Michelle Westich: Epik Communications

EPIK Communications (now Lumen) was a wholesale broadband services company that provided telecommunications services (IP, Ethernet, Dark Fiber and VPN solutions) to carriers and enterprise customers across the United States and Latin America.

The Challenge

FECI was a transportation, real estate and infrastructure business that created EPIK as a subsidiary with the goal to embed fiber telecoms into their existing properties. Their principal customers included AT&T Wireless, Sprint and Telefonica. The subsidiary struggled and shareholders decided to divest themselves of EPIK. However, leadership pivoted and instead recruited an executive team to rapidly reposition and grow the subsidiary, then exit. I was recruited, along with a CFO and SVP of Operations, although it became clear the biggest growth roadblocks fell squarely on Sales and Marketing.

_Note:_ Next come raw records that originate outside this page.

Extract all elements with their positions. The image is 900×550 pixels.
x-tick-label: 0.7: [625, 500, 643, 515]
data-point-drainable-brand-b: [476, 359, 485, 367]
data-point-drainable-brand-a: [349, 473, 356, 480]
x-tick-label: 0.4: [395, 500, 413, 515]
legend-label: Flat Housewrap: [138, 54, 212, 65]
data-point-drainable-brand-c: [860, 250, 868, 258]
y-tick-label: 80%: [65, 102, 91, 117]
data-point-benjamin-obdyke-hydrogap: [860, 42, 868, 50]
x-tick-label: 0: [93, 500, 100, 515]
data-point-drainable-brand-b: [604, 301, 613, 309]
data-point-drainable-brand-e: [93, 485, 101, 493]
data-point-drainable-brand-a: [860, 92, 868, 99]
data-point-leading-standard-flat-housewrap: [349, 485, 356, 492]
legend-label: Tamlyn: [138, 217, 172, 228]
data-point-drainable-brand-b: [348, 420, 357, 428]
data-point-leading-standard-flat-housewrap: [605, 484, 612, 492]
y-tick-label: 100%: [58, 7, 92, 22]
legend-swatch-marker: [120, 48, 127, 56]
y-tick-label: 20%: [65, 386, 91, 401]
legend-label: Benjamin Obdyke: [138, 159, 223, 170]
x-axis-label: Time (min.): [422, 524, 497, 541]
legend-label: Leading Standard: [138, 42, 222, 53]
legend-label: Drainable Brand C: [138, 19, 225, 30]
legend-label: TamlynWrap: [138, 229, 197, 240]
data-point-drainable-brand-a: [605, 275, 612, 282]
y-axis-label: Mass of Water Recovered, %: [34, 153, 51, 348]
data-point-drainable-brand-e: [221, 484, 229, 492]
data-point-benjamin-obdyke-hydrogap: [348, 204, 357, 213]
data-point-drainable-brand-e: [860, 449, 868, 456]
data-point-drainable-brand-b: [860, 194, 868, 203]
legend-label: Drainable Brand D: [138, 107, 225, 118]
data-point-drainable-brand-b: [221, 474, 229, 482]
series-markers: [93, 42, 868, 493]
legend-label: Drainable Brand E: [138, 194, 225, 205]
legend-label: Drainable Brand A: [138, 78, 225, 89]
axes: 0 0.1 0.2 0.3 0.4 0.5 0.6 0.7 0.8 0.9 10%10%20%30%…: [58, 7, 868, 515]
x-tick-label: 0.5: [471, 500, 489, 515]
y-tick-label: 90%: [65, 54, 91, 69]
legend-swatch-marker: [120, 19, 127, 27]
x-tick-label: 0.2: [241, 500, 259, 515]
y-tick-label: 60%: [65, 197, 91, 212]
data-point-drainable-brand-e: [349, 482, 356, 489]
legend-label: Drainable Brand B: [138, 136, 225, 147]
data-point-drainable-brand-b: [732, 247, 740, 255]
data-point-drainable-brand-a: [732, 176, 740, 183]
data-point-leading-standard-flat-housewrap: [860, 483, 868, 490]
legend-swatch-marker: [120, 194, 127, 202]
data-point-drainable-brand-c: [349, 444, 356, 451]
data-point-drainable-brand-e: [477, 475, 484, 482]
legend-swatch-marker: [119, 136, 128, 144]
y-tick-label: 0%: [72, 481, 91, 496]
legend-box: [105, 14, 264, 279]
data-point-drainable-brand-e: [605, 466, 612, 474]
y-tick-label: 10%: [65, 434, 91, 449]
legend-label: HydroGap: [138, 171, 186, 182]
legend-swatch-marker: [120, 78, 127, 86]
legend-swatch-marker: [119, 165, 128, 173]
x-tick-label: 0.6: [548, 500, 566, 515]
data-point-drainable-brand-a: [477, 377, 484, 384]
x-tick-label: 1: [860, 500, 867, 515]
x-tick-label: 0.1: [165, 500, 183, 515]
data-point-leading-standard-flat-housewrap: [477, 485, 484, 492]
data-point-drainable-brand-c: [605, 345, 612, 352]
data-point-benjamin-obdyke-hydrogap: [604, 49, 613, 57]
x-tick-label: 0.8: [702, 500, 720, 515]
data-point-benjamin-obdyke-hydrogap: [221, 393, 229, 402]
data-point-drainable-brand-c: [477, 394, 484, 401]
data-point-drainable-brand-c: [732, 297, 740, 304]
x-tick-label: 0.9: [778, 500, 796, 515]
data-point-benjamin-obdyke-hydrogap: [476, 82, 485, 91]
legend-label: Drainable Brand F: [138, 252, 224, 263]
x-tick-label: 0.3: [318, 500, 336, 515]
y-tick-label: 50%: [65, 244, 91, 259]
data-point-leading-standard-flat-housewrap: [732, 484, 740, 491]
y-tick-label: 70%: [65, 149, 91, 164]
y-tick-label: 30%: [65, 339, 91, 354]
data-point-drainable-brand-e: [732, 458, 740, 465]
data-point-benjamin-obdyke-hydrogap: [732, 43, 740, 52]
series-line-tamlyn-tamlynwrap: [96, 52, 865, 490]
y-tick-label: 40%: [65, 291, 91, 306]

My challenge was to quickly assess, identify gaps, and realign both the sales and marketing teams to supercharge revenue, with the goal to reposition the organization for acquisition within 12 months. Specific challenges included demand generation, effectively qualifying and quoting business (it was a very technical sale), expanding existing customer relationships, defining roles and goals between marketing and sales regarding lead qualifying, and creation of marketing and sales materials.

My Role

Senior Vice President Sales & Marketing

I was brought on by the CEO and the holding company Florida East Coast Industries, LLC (FECI) because of my expertise in developing and executing on high-growth opportunities, which was the result of my years of experience in leading sales and marketing teams in the areas of product development, go-to-market, channel strategies and execution. Previously, I held key leadership positions at Intermedia Communications in Sales, Sales Strategy, and Marketing and helped take it from $40 million to over $1 billion in six years. 


The Work

Initially, I developed a simple, but powerful exercise for EPIKS internal departments that allowed me to to create high-impact, high-value strike points. These points  became the basis of a roadmap that led to improved sales productivity, increased enterprise-wide cooperation and operational effectiveness. 

Realigned sales and marketing teams:

  • Established roles and goals for identifying, scoring, handing off, and measuring and tracking leads between marketing and sales teams. Working in lockstep, they quickly became known as a “revenue team,” delivering consistent revenue.
  • Enacted consistent reporting between the sales team and marketing/product team of market trends and opportunities, which improved product offerings as well as sales materials and practices.

Increased product offerings:

  • Hosted regular business reviews with select carrier customers and the sales team to increase the competitiveness of our offerings. Improved responsiveness, customer communication and level of service commitments during outages.
  • Expanded into a larger target market in cities where EPIK had metropolitan networks by developing and then becoming first to market with Sub-Gig Ethernet services for new enterprise customers. 

Improved sales excellence and reduced customer churn:

  • Designed and launched a new sales quota and compensation program driving accountability for retention, renewal and consistent growth of recurring revenue, leading to a 72 percent increase in annual sales. 
The Outcome

Within one year, we successfully positioned the subsidiary for acquisition and grew revenue from less than $12 million to $20 million. Additionally, by developing new product offerings, we were able to expand into the enterprise market, making EPIK a more attractive acquisition target. Originally valued at less than $15 million, almost a year later, EPIK was successfully acquired by Progress Telecom for $30 million, and a few years later was bought by Level 3 Communications, a multinational telecommunications and Internet service provider company, for $137 million. Now owned by Lumen.

The key to building a predictable sales engine is ensuring your marketing and sales teams are in lockstep and you’re setting up internal customer delivery and support teams for success, providing the tools, knowledge and resources to land the ideal customer and grow relationships.